There are several brave souls in my program who are running the Boston Marathon through a charity associated with our hospital. These guys agree to raise a certain amount of money in honor of a child currently undergoing treatment for cancer. I was very happy to be able to donate to their causes both because I remember the difficulty of marathon training and because I happen to personally know each of their patient partners. Of course, hearing about this program has made me start thinking about running Boston again…
Sadly, my current level of training is woefully inadequate. I’ve just started regularly running 10-12 miles/week again. Amazing to think I could once easily run 10-12 miles in a day. So, my current plan is to gradually increase my base training to 20 miles/week and then start training for the (insert dramatic music here) Third Annual Phedippidations Half Marathon Challenge on the weekend of October 11th and 12th. I ran this race (in the form of the BAA Half Marathon) in 2006, and this was the spring board that allowed me to run Boston in 2007. I would follow essentially the same training program, but perhaps focus a little more on speedwork.
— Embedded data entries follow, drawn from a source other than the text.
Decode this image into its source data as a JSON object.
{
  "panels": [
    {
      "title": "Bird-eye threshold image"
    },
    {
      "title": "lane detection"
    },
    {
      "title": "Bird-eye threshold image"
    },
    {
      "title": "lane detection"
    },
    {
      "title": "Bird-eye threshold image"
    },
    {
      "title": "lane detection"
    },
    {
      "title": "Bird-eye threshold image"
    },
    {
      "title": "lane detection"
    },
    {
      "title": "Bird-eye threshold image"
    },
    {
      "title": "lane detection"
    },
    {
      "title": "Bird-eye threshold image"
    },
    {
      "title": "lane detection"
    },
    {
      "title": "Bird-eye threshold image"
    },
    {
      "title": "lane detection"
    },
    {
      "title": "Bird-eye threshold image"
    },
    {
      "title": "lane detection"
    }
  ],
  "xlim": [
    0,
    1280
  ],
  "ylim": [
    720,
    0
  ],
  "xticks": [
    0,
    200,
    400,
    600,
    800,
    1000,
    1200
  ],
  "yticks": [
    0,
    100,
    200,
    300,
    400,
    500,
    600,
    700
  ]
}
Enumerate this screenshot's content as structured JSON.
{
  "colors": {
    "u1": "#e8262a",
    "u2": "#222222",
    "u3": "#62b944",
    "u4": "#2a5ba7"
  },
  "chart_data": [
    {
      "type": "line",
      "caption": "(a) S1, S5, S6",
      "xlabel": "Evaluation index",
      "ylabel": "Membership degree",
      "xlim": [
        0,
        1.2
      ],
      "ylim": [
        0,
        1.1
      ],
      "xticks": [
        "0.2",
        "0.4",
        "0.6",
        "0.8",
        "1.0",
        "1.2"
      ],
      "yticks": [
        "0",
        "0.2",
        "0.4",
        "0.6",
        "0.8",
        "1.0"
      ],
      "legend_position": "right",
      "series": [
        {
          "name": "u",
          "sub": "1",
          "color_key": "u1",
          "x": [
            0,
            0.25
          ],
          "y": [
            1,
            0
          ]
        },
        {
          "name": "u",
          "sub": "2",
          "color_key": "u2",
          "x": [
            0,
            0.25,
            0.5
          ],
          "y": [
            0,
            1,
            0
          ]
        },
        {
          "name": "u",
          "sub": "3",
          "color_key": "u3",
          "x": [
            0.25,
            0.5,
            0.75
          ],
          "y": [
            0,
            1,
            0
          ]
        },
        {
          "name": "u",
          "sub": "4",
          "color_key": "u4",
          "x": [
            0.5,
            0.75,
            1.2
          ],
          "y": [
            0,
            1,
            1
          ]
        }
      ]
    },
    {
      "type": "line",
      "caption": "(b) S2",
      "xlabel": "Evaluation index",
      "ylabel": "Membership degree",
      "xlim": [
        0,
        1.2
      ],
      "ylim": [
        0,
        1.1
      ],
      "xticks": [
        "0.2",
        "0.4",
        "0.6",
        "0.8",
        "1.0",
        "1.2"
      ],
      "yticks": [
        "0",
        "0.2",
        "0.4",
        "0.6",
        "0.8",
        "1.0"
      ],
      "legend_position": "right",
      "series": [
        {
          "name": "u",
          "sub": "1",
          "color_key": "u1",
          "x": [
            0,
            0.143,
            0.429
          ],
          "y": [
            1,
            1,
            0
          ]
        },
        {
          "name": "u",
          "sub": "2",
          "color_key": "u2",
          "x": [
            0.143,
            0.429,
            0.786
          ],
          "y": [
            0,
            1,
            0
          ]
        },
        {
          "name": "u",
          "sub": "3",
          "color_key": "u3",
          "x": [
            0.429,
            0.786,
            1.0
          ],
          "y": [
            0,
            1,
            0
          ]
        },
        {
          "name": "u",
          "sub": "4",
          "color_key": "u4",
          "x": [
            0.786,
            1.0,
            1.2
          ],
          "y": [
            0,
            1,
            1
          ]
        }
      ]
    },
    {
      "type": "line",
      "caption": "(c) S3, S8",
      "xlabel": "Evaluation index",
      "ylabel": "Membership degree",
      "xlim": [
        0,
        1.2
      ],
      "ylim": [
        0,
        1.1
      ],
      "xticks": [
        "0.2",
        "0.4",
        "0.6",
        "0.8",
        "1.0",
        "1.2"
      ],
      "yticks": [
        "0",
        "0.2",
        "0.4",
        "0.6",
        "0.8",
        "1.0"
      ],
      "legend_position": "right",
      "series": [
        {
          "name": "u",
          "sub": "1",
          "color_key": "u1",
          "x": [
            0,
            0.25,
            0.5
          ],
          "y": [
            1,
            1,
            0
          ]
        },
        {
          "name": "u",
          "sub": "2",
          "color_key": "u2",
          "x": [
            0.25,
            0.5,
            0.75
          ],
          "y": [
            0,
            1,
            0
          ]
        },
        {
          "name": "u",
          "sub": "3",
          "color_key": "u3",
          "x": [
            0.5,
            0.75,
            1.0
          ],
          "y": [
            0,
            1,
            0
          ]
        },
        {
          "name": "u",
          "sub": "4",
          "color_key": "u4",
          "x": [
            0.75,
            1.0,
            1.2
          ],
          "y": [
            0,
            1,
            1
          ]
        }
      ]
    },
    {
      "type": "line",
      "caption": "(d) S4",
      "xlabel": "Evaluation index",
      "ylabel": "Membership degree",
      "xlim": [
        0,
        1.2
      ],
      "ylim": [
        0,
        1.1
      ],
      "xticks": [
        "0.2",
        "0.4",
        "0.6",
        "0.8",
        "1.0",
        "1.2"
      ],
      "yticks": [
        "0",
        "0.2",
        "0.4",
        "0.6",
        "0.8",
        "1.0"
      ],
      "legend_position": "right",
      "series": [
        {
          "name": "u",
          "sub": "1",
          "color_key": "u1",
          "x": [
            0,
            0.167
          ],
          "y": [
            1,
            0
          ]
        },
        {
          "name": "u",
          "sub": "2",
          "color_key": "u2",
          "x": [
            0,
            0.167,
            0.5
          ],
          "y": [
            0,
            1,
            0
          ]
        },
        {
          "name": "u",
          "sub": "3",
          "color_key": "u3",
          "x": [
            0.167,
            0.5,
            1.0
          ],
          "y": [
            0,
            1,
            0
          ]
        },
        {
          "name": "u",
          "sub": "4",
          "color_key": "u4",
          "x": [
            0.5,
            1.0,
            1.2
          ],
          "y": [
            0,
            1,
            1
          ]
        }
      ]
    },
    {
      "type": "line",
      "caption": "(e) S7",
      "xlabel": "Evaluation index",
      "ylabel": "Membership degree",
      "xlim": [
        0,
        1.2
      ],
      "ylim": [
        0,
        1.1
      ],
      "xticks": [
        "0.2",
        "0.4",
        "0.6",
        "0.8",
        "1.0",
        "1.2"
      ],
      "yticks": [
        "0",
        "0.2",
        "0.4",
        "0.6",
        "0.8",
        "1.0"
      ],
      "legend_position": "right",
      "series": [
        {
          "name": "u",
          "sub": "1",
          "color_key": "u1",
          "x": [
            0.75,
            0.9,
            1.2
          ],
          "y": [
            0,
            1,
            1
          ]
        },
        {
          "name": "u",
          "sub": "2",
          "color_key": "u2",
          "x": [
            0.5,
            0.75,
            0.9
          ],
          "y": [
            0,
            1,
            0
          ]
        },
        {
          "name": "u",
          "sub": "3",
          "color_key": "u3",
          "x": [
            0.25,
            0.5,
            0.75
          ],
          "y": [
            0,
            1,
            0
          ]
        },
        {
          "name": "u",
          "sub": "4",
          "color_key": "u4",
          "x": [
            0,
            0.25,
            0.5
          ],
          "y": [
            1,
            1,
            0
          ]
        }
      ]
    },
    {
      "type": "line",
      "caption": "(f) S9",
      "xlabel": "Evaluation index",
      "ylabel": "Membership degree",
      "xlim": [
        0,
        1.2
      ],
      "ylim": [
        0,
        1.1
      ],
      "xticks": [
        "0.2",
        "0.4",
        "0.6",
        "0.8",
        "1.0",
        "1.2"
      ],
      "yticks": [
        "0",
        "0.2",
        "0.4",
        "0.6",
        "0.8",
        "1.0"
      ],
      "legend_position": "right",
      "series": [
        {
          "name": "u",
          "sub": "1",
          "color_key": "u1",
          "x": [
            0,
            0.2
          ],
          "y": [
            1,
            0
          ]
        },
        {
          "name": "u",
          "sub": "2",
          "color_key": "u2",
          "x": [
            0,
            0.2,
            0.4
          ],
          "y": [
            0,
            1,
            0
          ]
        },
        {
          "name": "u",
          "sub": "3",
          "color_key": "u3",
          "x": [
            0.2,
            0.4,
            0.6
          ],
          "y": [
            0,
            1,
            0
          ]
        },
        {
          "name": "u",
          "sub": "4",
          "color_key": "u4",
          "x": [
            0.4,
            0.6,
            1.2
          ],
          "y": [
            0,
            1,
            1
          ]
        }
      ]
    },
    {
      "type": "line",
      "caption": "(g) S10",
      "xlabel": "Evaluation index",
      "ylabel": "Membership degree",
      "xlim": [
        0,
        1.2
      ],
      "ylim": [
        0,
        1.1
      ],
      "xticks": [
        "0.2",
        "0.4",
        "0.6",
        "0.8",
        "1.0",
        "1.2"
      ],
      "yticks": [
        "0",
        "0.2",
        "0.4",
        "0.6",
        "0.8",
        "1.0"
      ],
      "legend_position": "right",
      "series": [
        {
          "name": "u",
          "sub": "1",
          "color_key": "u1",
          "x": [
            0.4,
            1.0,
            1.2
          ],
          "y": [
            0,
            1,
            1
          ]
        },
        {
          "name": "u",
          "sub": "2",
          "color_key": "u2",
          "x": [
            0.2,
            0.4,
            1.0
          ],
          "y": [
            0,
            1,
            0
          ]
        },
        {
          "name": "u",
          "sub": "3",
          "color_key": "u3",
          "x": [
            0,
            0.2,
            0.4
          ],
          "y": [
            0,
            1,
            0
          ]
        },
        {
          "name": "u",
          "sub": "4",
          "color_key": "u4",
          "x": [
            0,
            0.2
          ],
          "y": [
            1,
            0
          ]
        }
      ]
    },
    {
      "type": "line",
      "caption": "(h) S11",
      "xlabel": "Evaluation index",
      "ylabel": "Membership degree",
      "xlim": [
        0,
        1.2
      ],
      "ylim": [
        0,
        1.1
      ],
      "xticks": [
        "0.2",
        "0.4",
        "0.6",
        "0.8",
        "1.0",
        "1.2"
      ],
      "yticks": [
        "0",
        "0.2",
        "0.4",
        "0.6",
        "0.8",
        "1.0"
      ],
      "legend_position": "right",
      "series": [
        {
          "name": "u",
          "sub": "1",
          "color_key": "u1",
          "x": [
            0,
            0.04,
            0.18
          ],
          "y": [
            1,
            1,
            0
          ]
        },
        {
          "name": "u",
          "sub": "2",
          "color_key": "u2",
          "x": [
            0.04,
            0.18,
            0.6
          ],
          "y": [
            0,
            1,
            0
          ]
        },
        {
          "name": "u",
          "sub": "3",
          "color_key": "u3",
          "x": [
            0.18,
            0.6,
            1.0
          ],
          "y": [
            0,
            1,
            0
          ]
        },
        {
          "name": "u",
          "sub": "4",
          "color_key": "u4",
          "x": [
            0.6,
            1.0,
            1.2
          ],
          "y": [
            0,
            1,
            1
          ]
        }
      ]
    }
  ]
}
Back to the details. I’ve based pretty much all of my previous training plans off the Bob Glover books. I might look around on the web to see if other things would work better for me this time. Thanks to the awesome podcaster Steve Runner, I recently heard about the training log Buckeyeoutdoors.com which sounds awesome. Not only can you keep track of your running, but you can also find training programs and teams to train with and a whole host of other cool features. Sadly, I can’t figure out how to import my old running data. I’m sure it’s possible so please let me know if you’ve figured it out!
Most half marathon training programs are 12 weeks long, so I’ll give myself 16 weeks (time to miss a few long runs and time to get injured). If I’m going to run a half marathon on the weekend of October 11th and 12, that means I need to start my training the week of June 23rd. That means that I have 13 weeks to build a better base. Isn’t this thought process fascinating??
Here’s my current training plan, based on running 4-5 days per week depending on my schedule at work. I’ve written it to be 12 weeks long so that I can easily miss a week due to injury. While I’m building my base, I probably won’t do any speedwork.
Week 1 (this week): 3, 2, 3, 2 –> 10
Week 2: 3, 3, 2, 4 –> 12
Week 3: 3, 4, 3, 4 –> 14
Week 4: 3, 3, 2, 4 –> 12
Week 5: 3, 3, 2, 2, 5 –> 15
Week 6: 3, 4, 3, 5 –> 15
Week 7: 3, 3, 2, 3, 6 –> 17
Week 8: 3, 3, 4, 3, 5 –> 18
Week 9: 3, 4, 3, 5 –> 15
Week 10: 3, 4, 4, 3, 6 –> 20
Week 11: 4, 4, 4, 3, 7 –> 22
Week 12: 3, 4, 4, 3, 6 –> 20
Okay enough with boring details. That’s my current plan, we’ll see how it goes. There’s plenty of room to improvise. Hopefully I can figure out how to use buckeyeoutdoors and then I can automically have my training posted in a sidebar on this website. Cool.